Maximising the likelihood is equivalent to maximising the log-likelihood. For exponential families, the log-likelihood is a concave function of $\theta$. Thus the maximisers can be found be differentiation and solving the first order equations. Note that,

$\frac{d}{d\theta} \log L(\theta|X_1,\ldots,X_n) =\sum_{i=1}^n T(X_i)-A'(\theta) = -nA'(\theta) + \sum_{i=1}^n T(X_i).$

Thus the maximum likelihood estimate (MLE) $\widehat{\theta}$ solves the equation,

$-nA'(\widehat{\theta}) + \sum_{i=1}^n T(X_i) = 0.$

But recall that $A'(\widehat{\theta}) = \mathbb{E}_{\widehat{\theta}}[T(X)]$. Thus the MLE is the solution to the equation,

$\mathbb{E}_{\widehat{\theta}}[T(X)] = \frac{1}{n}\sum_{i=1}^n T(X_i)$.

Thus the MLE is the value of $\theta$ for which the expectation of $T(X)$ matches the empirical average from our sample.

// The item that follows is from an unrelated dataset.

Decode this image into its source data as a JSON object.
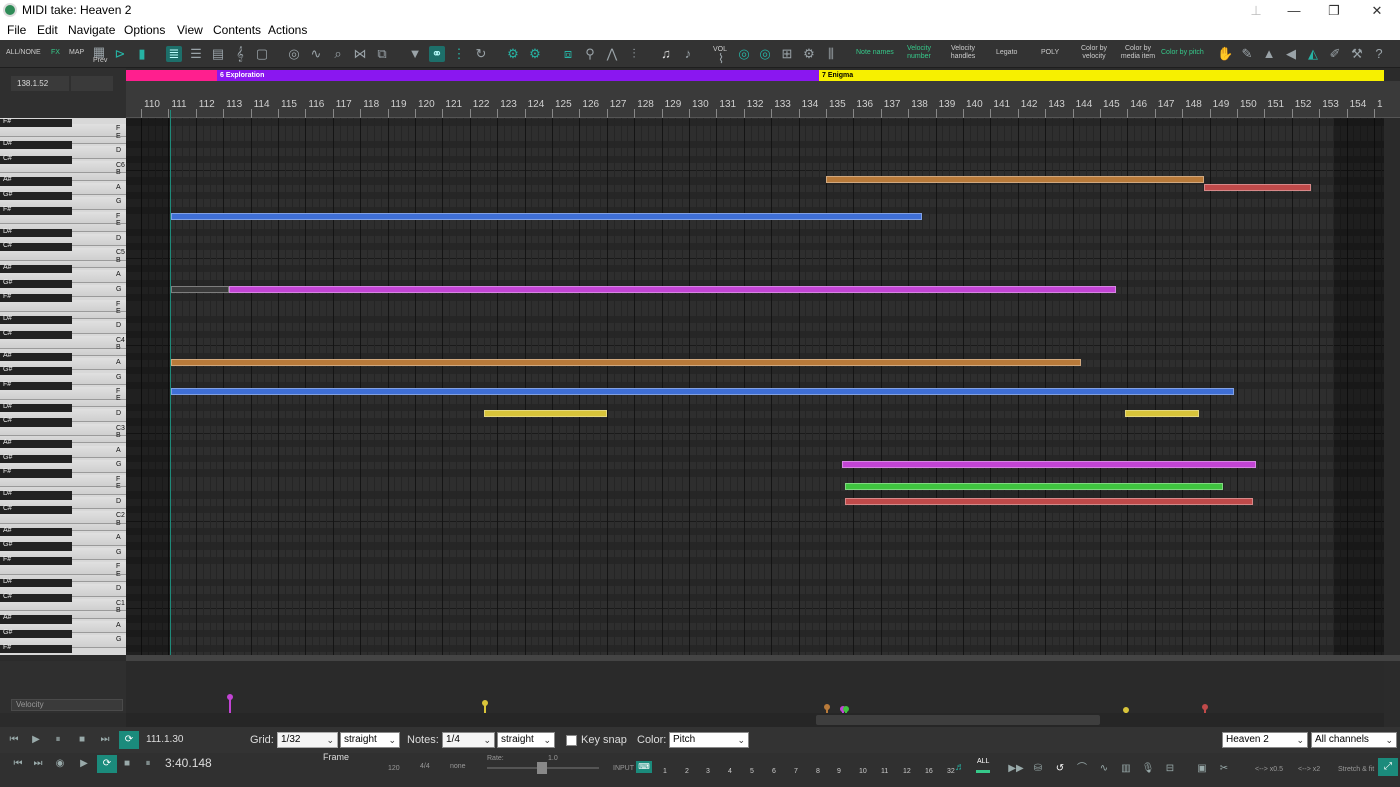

That is, the maximum likelihood estimator for an exponential family is a method of moments estimator. Specifically, the maximum likelihood estimator matches the moments of the sufficient statistic $T(X)$.

## A counter example

It is a special property of maximum likelihood estimators that the MLE is a method of moments estimator for the sufficient statistic. When we leave the nice world of exponential families, the estimators may differ.

Suppose that we have data $X_1,\ldots,X_n \sim P_\theta$ where $P_\theta$ is the uniform distribution on $[0,\theta]$. A minimal sufficient statistic for this model is $X_{(n)}$ – the maximum of $X_1,\ldots, X_n$. Given what we saw before, we might imague that the MLE for this model would be a method of moments estimator for $X_{(n)}$ but this isn’t the case.

The likelihood for $X_1,\ldots,X_n$ is,

$L(\theta|X_1,\ldots,X_n) = \begin{cases} \frac{1}{\theta^n} & \text{if } X_{(n)} \le \theta,\\ 0 & \text{if } X_{(n)} > \theta. \end{cases}$

Thus the MLE is $\widehat{\theta} = X_{(n)}$. However, under $P_\theta$, $\frac{1}{\theta}X_{(n)}$ has a $\text{Beta}(n,1)$ distribution. Thus, $\mathbb{E}_\theta[X_{(n)}] = \theta \frac{n}{n+1}$ so the method of moments estimator would be $\widehat{\theta}' = \frac{n+1}{n}X_{(n)} \neq X_{(n)} = \widehat{\theta}$.